Nos bastidores da política mato-grossense, cresce o questionamento sobre a rotina funcional do ex-parlamentar, acusado de transformar a estrutura pública em palco permanente para produção de vídeos ideológicos e ataques direcionados à esquerda. Críticos afirmam que, em vez de exercer funções técnicas ou administrativas de forma discreta e eficiente, Ulisses estaria priorizando conteúdos para redes sociais, muitos deles marcados por tom agressivo e confrontos com cidadãos comuns entrevistados em vias públicas.
Os vídeos, que circulam amplamente em plataformas digitais, mostram embates políticos e provocações direcionadas principalmente a eleitores de esquerda. Em diversos episódios, entrevistados são expostos em situações constrangedoras, virando alvo de comentários, cortes virais e humilhação pública nas redes. Para analistas políticos, o modelo de comunicação aposta mais na ridicularização do adversário do que no debate qualificado de propostas.
A principal crítica feita por opositores é que o discurso anticasta adotado por Ulysses Moraes perde força diante do próprio vínculo com o poder público. Enquanto se apresenta como combatente do sistema político tradicional, o ex-deputado permanece ligado à máquina estatal, recebendo remuneração considerada alta para padrões do funcionalismo político regional. O questionamento é direto: afinal, o foco está no serviço público ou na construção de uma carreira digital baseada em polarização?
Aliados tentam defender o ex-parlamentar afirmando que ele exerce liberdade política e comunicação direta com a população. Ainda assim, o desgaste cresce entre setores que enxergam exagero na espetacularização da política. Para esses críticos, o ambiente público virou um “palco de lacração”, onde o objetivo principal já não seria fiscalizar governos ou apresentar soluções, mas produzir cortes virais capazes de gerar engajamento, monetização e capital político.
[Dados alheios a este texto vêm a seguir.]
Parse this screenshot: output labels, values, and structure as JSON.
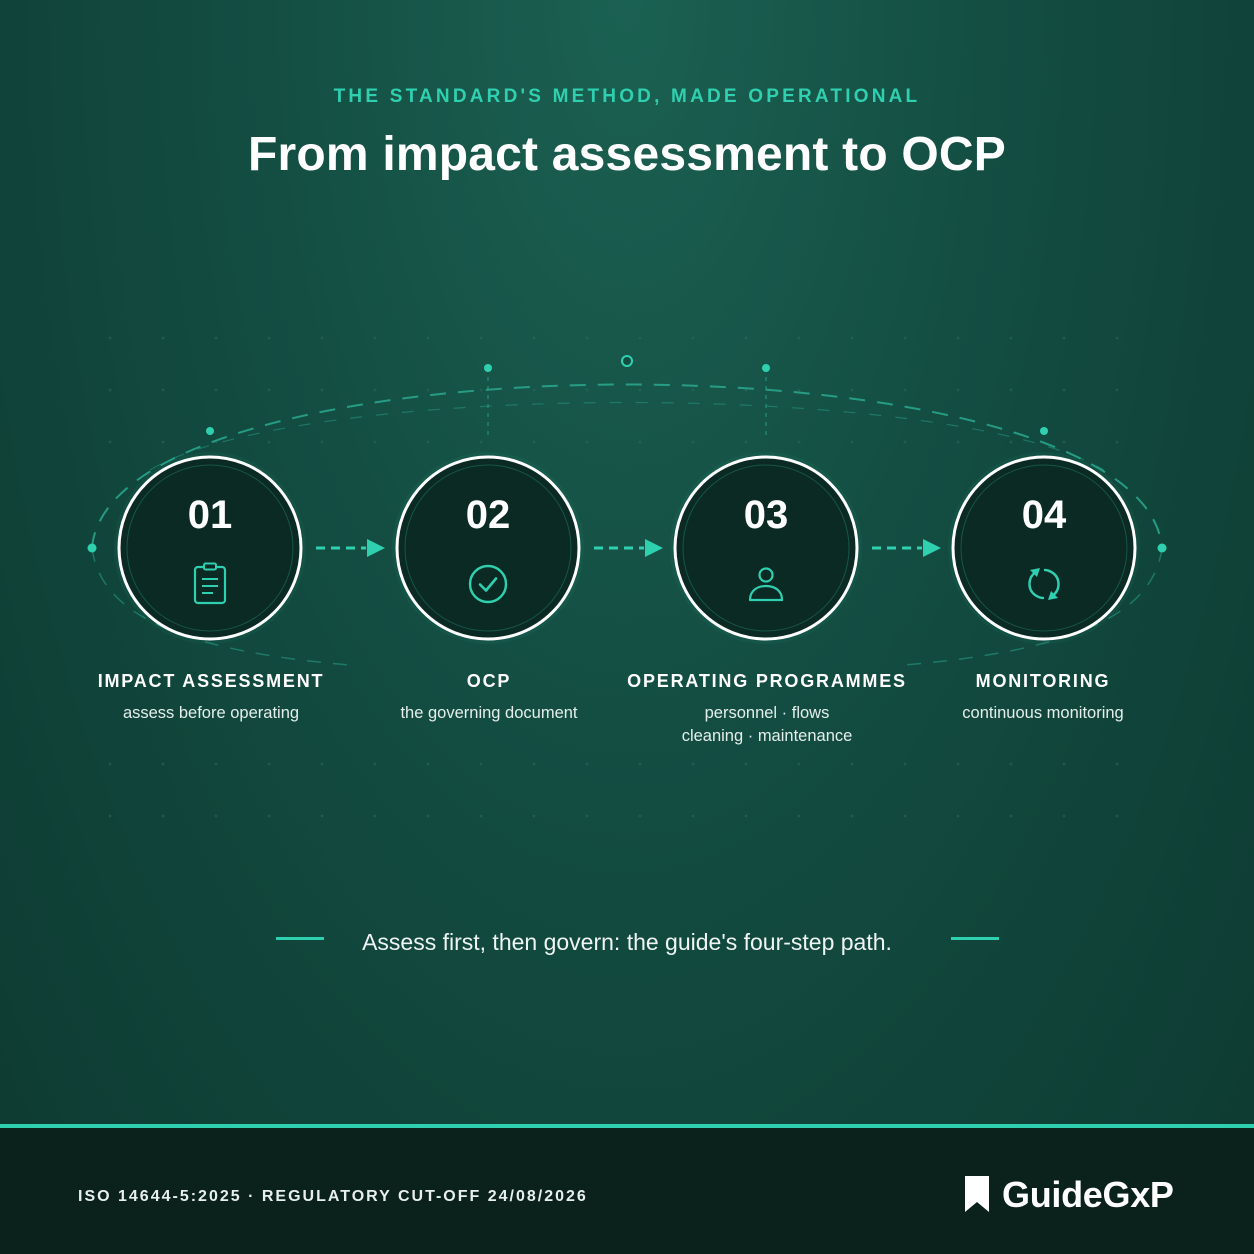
{
  "header": {
    "eyebrow": "THE STANDARD'S METHOD, MADE OPERATIONAL",
    "title": "From impact assessment to OCP"
  },
  "steps": [
    {
      "number": "01",
      "icon": "clipboard-icon",
      "title": "IMPACT ASSESSMENT",
      "subtitle": [
        "assess before operating"
      ]
    },
    {
      "number": "02",
      "icon": "check-circle-icon",
      "title": "OCP",
      "subtitle": [
        "the governing document"
      ]
    },
    {
      "number": "03",
      "icon": "person-icon",
      "title": "OPERATING PROGRAMMES",
      "subtitle": [
        "personnel · flows",
        "cleaning · maintenance"
      ]
    },
    {
      "number": "04",
      "icon": "refresh-cycle-icon",
      "title": "MONITORING",
      "subtitle": [
        "continuous monitoring"
      ]
    }
  ],
  "caption": "Assess first, then govern: the guide's four-step path.",
  "footer": {
    "text": "ISO 14644-5:2025 · REGULATORY CUT-OFF 24/08/2026",
    "brand": "GuideGxP",
    "brand_icon": "bookmark-icon"
  },
  "colors": {
    "accent": "#2fd0b0",
    "background": "#134c41",
    "circle_fill": "#0b2a24",
    "footer_bg": "#0b211c"
  }
}
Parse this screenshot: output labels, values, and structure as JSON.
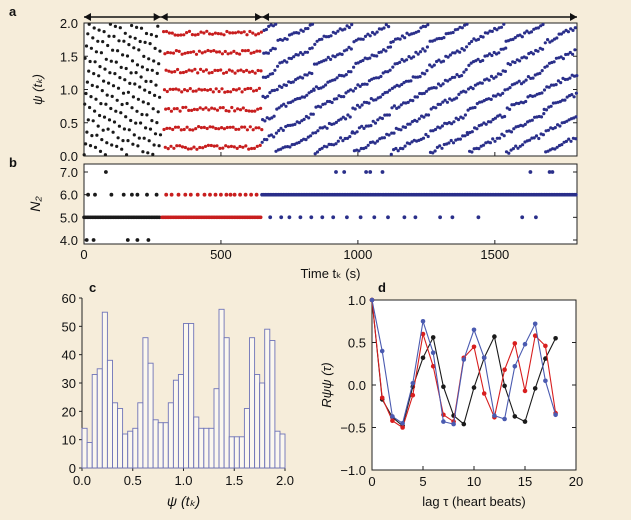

A polêmica também reacende um debate mais amplo sobre o uso da máquina pública por figuras políticas que migraram da atuação parlamentar tradicional para o ativismo digital permanente. Em Mato Grosso, adversários avaliam que a estratégia de confronto constante pode manter relevância nas redes, mas também amplia rejeições entre eleitores moderados cansados da radicalização política e da exposição humilhante de cidadãos comuns.
Enquanto isso, permanece a cobrança por mais transparência sobre produtividade, presença e efetivo desempenho funcional dentro da Assembleia Legislativa. Em tempos de crise nos serviços públicos e desconfiança crescente da população com a classe política, o eleitor tende a exigir coerência entre discurso moralizador e prática cotidiana.